Professor da Faculdade de Economia da Universidade de São Paulo (FEA/USP), Simão Silber costuma ser um defensor entusiasmado do ajuste fiscal. No entanto, a situação da economia brasileira mudou sua perspectiva. Crítico de aventuras com dinheiro público e ousadias sem lastro na responsabilidade, agora defende medidas de estímulo monetárias e fiscais.
O senhor sempre pregou ajuste fiscal, agora mudou de posição?
É obvio que o ajuste fiscal fica muito mais difícil quando a economia fica deprimida, porque o problema não está no lado da despesa, é do lado da receita, que cai ou não cresce. Como a economia brasileira está patinando, os números são negativos, está pintando que vamos ter um primeiro semestre com recessão, queda na produção. A pergunta que se coloca é como sair do buraco. Tem dois caminhos que parecem os mais lógicos.

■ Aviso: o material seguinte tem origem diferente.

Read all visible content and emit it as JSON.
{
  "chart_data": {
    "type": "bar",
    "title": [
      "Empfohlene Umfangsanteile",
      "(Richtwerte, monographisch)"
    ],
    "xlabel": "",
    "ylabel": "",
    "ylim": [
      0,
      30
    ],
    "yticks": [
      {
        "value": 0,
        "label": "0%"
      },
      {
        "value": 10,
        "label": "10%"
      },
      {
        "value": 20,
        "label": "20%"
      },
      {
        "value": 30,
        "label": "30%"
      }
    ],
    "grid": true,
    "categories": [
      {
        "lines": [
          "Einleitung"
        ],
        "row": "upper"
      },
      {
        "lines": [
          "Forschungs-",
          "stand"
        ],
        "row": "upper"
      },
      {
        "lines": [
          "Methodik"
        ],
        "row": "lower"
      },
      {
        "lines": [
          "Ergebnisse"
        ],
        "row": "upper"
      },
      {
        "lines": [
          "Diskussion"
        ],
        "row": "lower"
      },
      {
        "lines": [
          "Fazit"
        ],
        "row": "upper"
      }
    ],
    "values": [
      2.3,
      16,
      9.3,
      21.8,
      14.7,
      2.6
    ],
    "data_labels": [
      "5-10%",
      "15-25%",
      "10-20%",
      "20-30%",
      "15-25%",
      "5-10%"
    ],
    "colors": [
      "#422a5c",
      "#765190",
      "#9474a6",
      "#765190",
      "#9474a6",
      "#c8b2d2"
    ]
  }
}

O primeiro depende do Banco Central, que vai acelerar a redução na taxa de juro, já que não tem perigo de inflação porque a economia está muito deprimida. Tem todo espaço para a taxa básica de juro cair para 5% até o final do ano.
E qual o segundo?
Como a economia está muito travada, o governo tem de dar um estímulo adicional, porque se a economia tiver desempenho melhor no segundo semestre deste ano, mais gente trabalha, aumenta a produção, paga-se mais imposto. O empurrão que se dá na economia gera emprego. No mundo todo, o setor que gera muito emprego é a construção civil. Então, vejo duas possibilidades, uma, aumentar crédito para o Minha Casa Minha Vida. Teria dois efeitos, um reduzir a carência de moradia no Brasil, e outro, seria um estímulo para compra de material de construção. Aceleraria a atividade econômica, geraria emprego, daria uma pedalada na economia no sentido de fazê-la girar.
Pedalada?
Não é pedalar à la Dilma, pois é um crime de responsabilidade fiscal. Recurso para Minha Casa Minha Vida é considerado investimento, pode até se endividar um pouquinho mais porque não foge à regra de ouro. Outra possibilidade está nos milhares de obras paradas, em que a produtividade do investimento é zero. Seria possível selecionar os melhores projetos e retomar obras paradas. É um estímulo fiscal, mas tem que ser comedido, não é chutar o pau da barraca, nada disso. Discute-se no mundo todo a política fiscal proativa, que ganhou importância porque a economia está deprimida. E há uma razão adicional para isso. Nesse final de semana, houve uma surpresa na Argentina, que é o terceiro mercado de exportação do Brasil. Vai desativar atividade econômica no Brasil, por que o peso argentino já desmanchou, vai ficar muito difícil para exportar, porque a crise será maior e eles vão comprar menos da gente. O produto deles vai ficar mais barato, eles vão vender mais para gente e nós vamos vender menos para eles. A necessidade de fazer algo vai ficar muito mais forte, vai reverberar no final do mês, quando o IBGE divulgar o segundo semestre do PIB e anunciar uma recessão. Só com um passe de mágica seria possível reverter, tem alta probabilidade de entrar setembro discutindo a recessão no Brasil.
Está se criando uma espécie de consenso entre economistas?
Hoje não temos grande problema na área externa, nem de inflação. Qual o grande problema do Brasil? Recessão e desemprego, então têm que reativar a demanda, não tem saída. Por isso está todo mundo falando nisso. Se juro cair, abre espaço para gastar em outras coisas. A redução da taxa Selic de 6% para 5%, como se projeta até o final do ano, permite economizar cerca de R$ 20 bilhões. Como o custo da dívida fica menor, abre espaço para iniciativas comedidas. Tem duas coisas que estão madurinhas no pé para você cutucar e cair. Uma é o juro, outra que tem 4,2 mil obras paradas, então se pode escolher os melhores projetos. A economia está combalida e quem está combalido toma remédio, e o remédio é monetário e fiscal.
O ministro Paulo Guedes, ultraliberal, adotaria essa receita?
A pressão é muito grande, o Brasil tem 27 milhões de desempregados, desalentados e trabalhando menos do que gostariam. A campanha política foi lançada no dia em que o (presidente Jair) Bolsonaro tomou posse. Já é candidato a reeleição, e, com recessão, o resultado é só olhar o que está acontecendo com Mauricio Macri (presidente da Argentina derrotado nas prévias). Além do apelo econômico e social, que é dramático, tem o apelo político, É óbvio que se uma recessão cair no colo de Paulo Guedes, é um grande problema. Com inflação baixa, reforma da Previdência aprovada, o problema é que a economia não anda. Se tiver um minuto de consciência vai se dar conta.